README.txt 2.51 KB
About the AMI corpus:

WEB: http://groups.inf.ed.ac.uk/ami/corpus/
LICENCE: http://groups.inf.ed.ac.uk/ami/corpus/license.shtml

"The AMI Meeting Corpus consists of 100 hours of meeting recordings. The recordings use a range of signals synchronized to a common timeline. These include close-talking and far-field microphones, individual and room-view video cameras, and output from a slide projector and an electronic whiteboard. During the meetings, the participants also have unsynchronized pens available to them that record what is written. The meetings were recorded in English using three different rooms with different acoustic properties, and include mostly non-native speakers." See http://groups.inf.ed.ac.uk/ami/corpus/overview.shtml for more details.


About the recipe:

s5)

The scripts under this directory build systems using AMI data only, this includes both training, development and evaluation sets (following Full ASR split on http://groups.inf.ed.ac.uk/ami/corpus/datasets.shtml). This is different from RT evaluation campaigns that usually combined couple of different meeting datasets from multiple sources. In general, the recipe reproduce baseline systems build in [1] but without propeirary components* that means we use CMUDict [2] and in the future will try to use open texts to estimate background language model.

Currently, one can build the systems for close-talking scenario, for which we refer as
-- IHM (Individual Headset Microphones)
and two variants of distant speech
-- SDM (Single Distant Microphone) using 1st micarray and,
-- MDM (Multiple Distant Microphones) where the mics are combined using BeamformIt [3] toolkit.

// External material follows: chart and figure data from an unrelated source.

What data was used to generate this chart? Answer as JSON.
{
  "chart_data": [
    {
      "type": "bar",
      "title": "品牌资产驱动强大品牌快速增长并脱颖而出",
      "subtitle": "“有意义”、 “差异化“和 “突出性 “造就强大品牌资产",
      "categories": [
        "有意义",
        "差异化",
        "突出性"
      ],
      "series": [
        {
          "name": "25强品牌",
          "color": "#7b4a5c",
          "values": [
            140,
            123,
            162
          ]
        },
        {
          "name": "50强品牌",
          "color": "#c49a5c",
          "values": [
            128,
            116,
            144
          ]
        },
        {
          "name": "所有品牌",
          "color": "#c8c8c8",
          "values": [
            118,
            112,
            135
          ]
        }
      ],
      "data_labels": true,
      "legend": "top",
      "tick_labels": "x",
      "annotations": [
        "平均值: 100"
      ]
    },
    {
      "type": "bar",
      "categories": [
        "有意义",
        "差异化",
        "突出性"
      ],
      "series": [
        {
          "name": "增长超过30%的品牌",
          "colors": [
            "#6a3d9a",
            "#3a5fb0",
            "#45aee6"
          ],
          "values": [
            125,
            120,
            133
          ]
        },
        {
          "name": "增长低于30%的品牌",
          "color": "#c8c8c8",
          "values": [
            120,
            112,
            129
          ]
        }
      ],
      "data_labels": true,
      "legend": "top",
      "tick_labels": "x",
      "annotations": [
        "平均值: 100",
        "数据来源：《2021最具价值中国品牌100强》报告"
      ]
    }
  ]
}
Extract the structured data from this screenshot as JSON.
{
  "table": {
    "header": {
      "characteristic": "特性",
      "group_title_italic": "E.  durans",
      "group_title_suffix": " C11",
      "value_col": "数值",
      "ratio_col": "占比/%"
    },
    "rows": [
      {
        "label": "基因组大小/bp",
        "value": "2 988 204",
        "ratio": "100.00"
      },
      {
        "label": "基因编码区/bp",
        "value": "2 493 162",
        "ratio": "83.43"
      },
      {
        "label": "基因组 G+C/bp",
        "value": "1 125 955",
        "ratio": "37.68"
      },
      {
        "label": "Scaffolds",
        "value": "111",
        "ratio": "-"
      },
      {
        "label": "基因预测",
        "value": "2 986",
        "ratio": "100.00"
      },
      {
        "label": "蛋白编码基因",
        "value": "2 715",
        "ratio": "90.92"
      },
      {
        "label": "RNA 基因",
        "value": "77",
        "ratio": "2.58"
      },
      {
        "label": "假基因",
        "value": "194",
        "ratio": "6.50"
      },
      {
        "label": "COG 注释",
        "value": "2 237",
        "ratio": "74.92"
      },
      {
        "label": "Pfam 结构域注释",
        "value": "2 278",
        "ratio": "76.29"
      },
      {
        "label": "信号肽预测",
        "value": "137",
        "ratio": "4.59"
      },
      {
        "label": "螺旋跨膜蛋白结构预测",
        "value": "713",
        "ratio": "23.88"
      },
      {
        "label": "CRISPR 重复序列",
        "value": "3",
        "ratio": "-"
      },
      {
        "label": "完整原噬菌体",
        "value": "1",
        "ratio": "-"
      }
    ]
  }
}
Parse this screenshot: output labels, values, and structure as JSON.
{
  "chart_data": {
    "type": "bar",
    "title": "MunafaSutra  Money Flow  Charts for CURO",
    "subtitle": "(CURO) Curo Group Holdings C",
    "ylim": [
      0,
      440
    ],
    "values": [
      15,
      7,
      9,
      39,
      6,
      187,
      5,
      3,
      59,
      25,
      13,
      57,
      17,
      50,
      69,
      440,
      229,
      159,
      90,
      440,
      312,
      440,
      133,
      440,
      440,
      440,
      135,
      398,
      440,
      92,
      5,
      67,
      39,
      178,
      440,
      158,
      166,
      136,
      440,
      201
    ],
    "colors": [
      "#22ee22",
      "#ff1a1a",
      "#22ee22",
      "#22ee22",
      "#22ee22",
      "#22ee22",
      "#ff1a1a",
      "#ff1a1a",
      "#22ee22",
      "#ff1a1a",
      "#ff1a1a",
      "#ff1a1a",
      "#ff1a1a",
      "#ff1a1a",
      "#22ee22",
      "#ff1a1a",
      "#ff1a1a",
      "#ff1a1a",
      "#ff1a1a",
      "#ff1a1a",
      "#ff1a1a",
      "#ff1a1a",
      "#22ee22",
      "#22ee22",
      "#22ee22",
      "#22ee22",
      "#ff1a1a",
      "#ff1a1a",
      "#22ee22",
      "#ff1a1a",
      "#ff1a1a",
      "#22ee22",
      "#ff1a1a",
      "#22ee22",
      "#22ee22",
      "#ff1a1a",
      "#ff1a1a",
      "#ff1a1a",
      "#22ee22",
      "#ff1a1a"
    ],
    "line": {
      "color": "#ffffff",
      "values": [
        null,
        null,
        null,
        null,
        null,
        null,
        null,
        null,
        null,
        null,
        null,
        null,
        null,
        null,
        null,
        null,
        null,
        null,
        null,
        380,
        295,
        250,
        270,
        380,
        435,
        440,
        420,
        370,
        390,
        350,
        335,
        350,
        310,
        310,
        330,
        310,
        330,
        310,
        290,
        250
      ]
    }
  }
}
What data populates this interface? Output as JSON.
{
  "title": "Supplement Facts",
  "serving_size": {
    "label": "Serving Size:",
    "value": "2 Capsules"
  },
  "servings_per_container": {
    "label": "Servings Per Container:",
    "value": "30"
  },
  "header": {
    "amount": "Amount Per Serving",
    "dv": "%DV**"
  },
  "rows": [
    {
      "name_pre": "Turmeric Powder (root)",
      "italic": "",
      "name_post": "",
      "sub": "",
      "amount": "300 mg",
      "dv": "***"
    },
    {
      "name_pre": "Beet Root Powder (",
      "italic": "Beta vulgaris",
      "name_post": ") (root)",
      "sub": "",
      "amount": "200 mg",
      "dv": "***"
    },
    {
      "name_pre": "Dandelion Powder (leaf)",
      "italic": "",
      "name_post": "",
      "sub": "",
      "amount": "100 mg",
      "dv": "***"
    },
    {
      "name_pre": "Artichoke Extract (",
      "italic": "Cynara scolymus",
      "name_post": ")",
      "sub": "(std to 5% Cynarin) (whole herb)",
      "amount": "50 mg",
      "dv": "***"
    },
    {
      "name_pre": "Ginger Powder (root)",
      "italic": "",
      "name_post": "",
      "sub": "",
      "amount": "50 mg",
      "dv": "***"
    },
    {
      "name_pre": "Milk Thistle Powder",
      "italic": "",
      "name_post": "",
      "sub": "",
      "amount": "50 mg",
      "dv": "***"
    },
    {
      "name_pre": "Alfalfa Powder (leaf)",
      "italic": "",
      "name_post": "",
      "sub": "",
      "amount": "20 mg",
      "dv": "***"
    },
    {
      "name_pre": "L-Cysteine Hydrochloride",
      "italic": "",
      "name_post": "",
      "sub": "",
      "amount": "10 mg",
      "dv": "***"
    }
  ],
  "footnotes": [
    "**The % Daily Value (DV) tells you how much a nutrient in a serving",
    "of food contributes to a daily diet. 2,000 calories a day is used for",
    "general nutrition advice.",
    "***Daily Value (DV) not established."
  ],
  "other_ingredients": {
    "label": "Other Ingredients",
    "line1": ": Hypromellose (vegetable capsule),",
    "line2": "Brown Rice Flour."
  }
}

To run all su-recipes the following (non-standard) software is expected to be installed
1) SRILM - to build language models (look at KALDI_ROOT/tools/install_srilm.sh)
2) BeamformIt (for MDM scenario, installed with Kaldi tools)
3) Java (optional, but if available will be used to extract transcripts from XML)

[1] "Hybrid acoustic models for distant and multichannel large vocabulary speech recognition", Pawel Swietojanski, Arnab Ghoshal and Steve Renals, In Proc. ASRU, December 2013
[2] http://www.speech.cs.cmu.edu/cgi-bin/cmudict
[3] "Acoustic beamforming for speaker diarization of meetings", Xavier Anguera, Chuck Wooters and Javier Hernando, IEEE Transactions on Audio, Speech and Language Processing, September 2007, volume 15, number 7, pp.2011-2023.

*) there is still optional dependency on Fisher transcripts (LDC2004T19, LDC2005T19) to build background language model and closely reproduce [1].